NON-DIMENSIONAL DATA-DRIVEN MODELS OF COMPUTATIONAL FLUID DYNAMICS (CFD) OF MULTI-PHASE FLOW IN ANNULUS

In the offshore drilling process of an oil and gas well, the blowout preventer (BOP) serves as a critical safety device to monitor and control wells to prevent blowouts. However, it is usually subject to the high-temperature and high-pressure (HTHP) conditions. These extreme working conditions challenge the BOP’s robustness and threaten its liability. For example, the cavitation damage the elastomer sealing surface and lead to BOP malfunction or failure. To understand the flow characteristics under extreme working conditions and ultimately enable the estimation of the BOP lifetime, experimental approaches and multi-physics numerical simulations can be employed. However, the full-scale experiments are very costly, and the coupled full-scale simulations are time-consuming. To overcome these challenges, a scalable model is required to connect the cavitation criterion, pressure conditions, and geometric parameters of the BOP sealing. In the present work, the BOP sealing was simplified as a converging-diverging annulus. Various annulus geometries necessary to quantify annulus flow were identified and investigated using computational fluid dynamics (CFD) tools. Based on the simulation results, the criterion of thin or thick annulus was established. In addition, two non-dimensional data-driven models were developed to describe the cavitation conditions in terms of downstream/upstream pressure ratio and non-dimensional geometric parameters. The first model evaluated the critical downstream/upstream pressure ratio to cause cavitation, and the corresponding discharge coefficient of the annulus system under two-phase (liquid, vapor) flow condition. The second model extended to the three-phase (liquid, vapor, air) situation, closer to the actual offshore BOP working conditions.
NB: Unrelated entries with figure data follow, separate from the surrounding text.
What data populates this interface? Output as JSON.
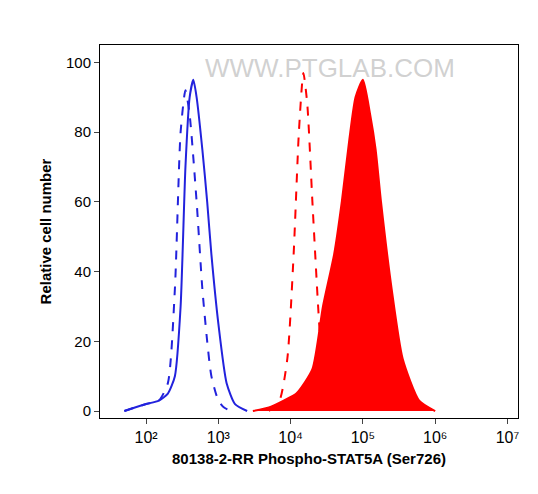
{
  "chart_data": {
    "type": "line",
    "x_label": "80138-2-RR Phospho-STAT5A (Ser726)",
    "y_label": "Relative cell number",
    "annotations": [
      "WWW.PTGLAB.COM"
    ],
    "log": "x",
    "grid": false,
    "xlim": [
      23,
      14000000
    ],
    "xticks": [
      {
        "value": 100,
        "label": "10²"
      },
      {
        "value": 1000,
        "label": "10³"
      },
      {
        "value": 10000,
        "label": "10⁴"
      },
      {
        "value": 100000,
        "label": "10⁵"
      },
      {
        "value": 1000000,
        "label": "10⁶"
      },
      {
        "value": 10000000,
        "label": "10⁷"
      }
    ],
    "ylim": [
      -2,
      105
    ],
    "yticks": [
      0,
      20,
      40,
      60,
      80,
      100
    ],
    "series": [
      {
        "color": "#2222dd",
        "line_style": "solid",
        "type": "line",
        "x": [
          50,
          70,
          100,
          150,
          200,
          250,
          300,
          350,
          400,
          450,
          500,
          600,
          700,
          800,
          1000,
          1300,
          1700,
          2500
        ],
        "values": [
          0,
          1,
          2,
          3,
          5,
          10,
          30,
          70,
          90,
          95,
          90,
          75,
          60,
          45,
          25,
          8,
          2,
          0
        ]
      },
      {
        "color": "#2222dd",
        "line_style": "dashed",
        "type": "line",
        "x": [
          50,
          70,
          100,
          150,
          200,
          250,
          300,
          350,
          400,
          500,
          600,
          700,
          800,
          1000,
          1200,
          1500
        ],
        "values": [
          0,
          1,
          2,
          3,
          8,
          35,
          80,
          92,
          85,
          60,
          35,
          20,
          10,
          3,
          1,
          0
        ]
      },
      {
        "color": "#ff0000",
        "line_style": "dashed",
        "type": "line",
        "x": [
          5000,
          7000,
          9000,
          11000,
          13000,
          15000,
          17000,
          20000,
          24000,
          28000,
          35000
        ],
        "values": [
          0,
          3,
          15,
          45,
          80,
          97,
          88,
          60,
          30,
          10,
          0
        ]
      },
      {
        "color": "#ff0000",
        "line_style": "solid",
        "type": "area",
        "x": [
          3000,
          5000,
          8000,
          12000,
          20000,
          28000,
          40000,
          51000,
          65000,
          79000,
          100000,
          126000,
          150000,
          178000,
          250000,
          355000,
          600000,
          1000000
        ],
        "values": [
          0,
          1,
          3,
          5,
          12,
          30,
          45,
          60,
          78,
          90,
          95,
          85,
          75,
          60,
          35,
          15,
          3,
          0
        ]
      }
    ]
  }
}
Using the obtained non-dimensional models, the annulus flow rate of either two-phase or three-phase flow can be estimated under both choked and unchoked flow conditions across multi-scales. The study results can provide numerical guidance for small-scale annulus flow experiments, build connections between small-scale experiment results and full-scale applications, and ultimately enhance future governing standards to evaluate flows in blowout preventer (BOP) and its potential failure in the oil and gas industry.